毎年、同大会では一人か二人、こうして“自宅待機組”が現れるがその心情たるや、計り知れないものがある。土曜日に和歌山の自宅に着いた竹本もまたしかりで、それこそインターネットのスコア速報に「かじりつきだった」という。

特に最終日は逆転シード入りを狙う津曲のほかに佐藤えいちが奮闘し、さらに7年連続8回目のシード権がかかった立山光広の動向にも目が離せない状況だった。3人に抜かれると圏外に弾き出されるだけに、「ヒヤヒヤしながら見ていました」と、振り返る。しかもその日は生放送ではなく、そのためスコア速報が後半からストップしたため、会場にいる契約先ミズノのスタッフと、連絡を取り合うしかなかった。

まんじりともしない2日間は、いよいよ何回目かの電話で晴れた。スタッフだと思って話しかけると、やにわに「竹本! 決まったぞ、良かったな!!」と同じミズノの手嶋多一の声が・・・。ちょうどスタッフの隣にいて電話を変わったようで、その言葉でようやく安堵。

さらにスタッフが「念のために」と、コンピューターの賞金ランキングの速報画面をわざわざ写メールに撮って転送してくれたそうで、「それで本当に安心して…。嬉しいというより、なんとかシード2年目に進級できたみたいで、本当にホっとした感じでした」と、胸をなで下ろした。

同大会では片山晋呉が2年ぶり5度目の賞金王を決め、石川遼が史上最年少の1億円プレーヤーに。また小田孔明がプロ9年目のツアー初優勝を飾るなど、お祝いムードに染まったが、その陰でこんなドラマが繰り広げられていたのだ。

石川はその最終日、やはり逆転の初シード入りを狙う河瀬賢史とのラウンドで、シード権確保の難しさを垣間見た。その心境を思いやり、こんなことを話していた。

「僕は今年、偶然というか、まぐれというか、すごく低い確率の中、優勝することができて、再来年のシード権も獲れたからこうしてドライバーでのびのびプレーできますけど、(シードが)ない状況では気持ちもゴルフも変わってしまうと思う。何年か先には僕も、シード権のためにゴルフをしなければいけない時が来るかもしれない。そのためにシード権のある今年は春先からスコアを考えず、どんな状況でも安定したショットが打てるように取り組んできたんです」。

約4500人以上はいるといわれるプロの中で、70人など一握りだ。さらに、その中で初優勝を経験できる選手などまさに氷山の一角にすぎない。ようやく初シード入りを果たしても、翌年にはあっけなく弾き出されることもあり、ほとんどの選手が1年、1年を薄氷を踏む思いで過ごしている。

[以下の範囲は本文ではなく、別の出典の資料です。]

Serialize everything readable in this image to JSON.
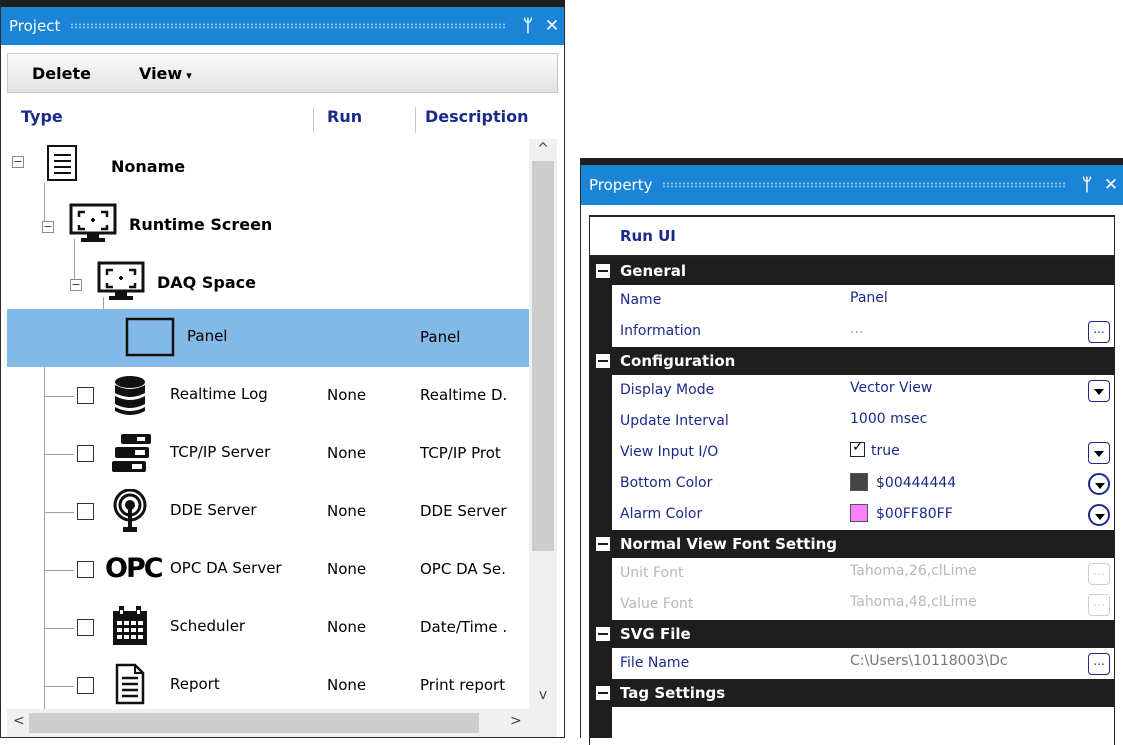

「自分では何も出来ない週末は本当に辛かった」という竹本も、どうにかシード権を確保出来たと分った途端に「急にやる気が出てきた」と、やにわに腹筋や背筋の基礎トレーニングで自らにカツを入れたという。翌週のゴルフ日本シリーズJTカップは初日に「勉強のため」と、わざわざ会場にやってきて、プロ仲間や関係者に頭を下げて歩いていた。前週の顔面蒼白とは打って変わった晴れやかな笑顔で「来年もよろしくお願いします!」。来年こそツアー初優勝を狙う竹本にも引き続き、ご声援のほどを…!!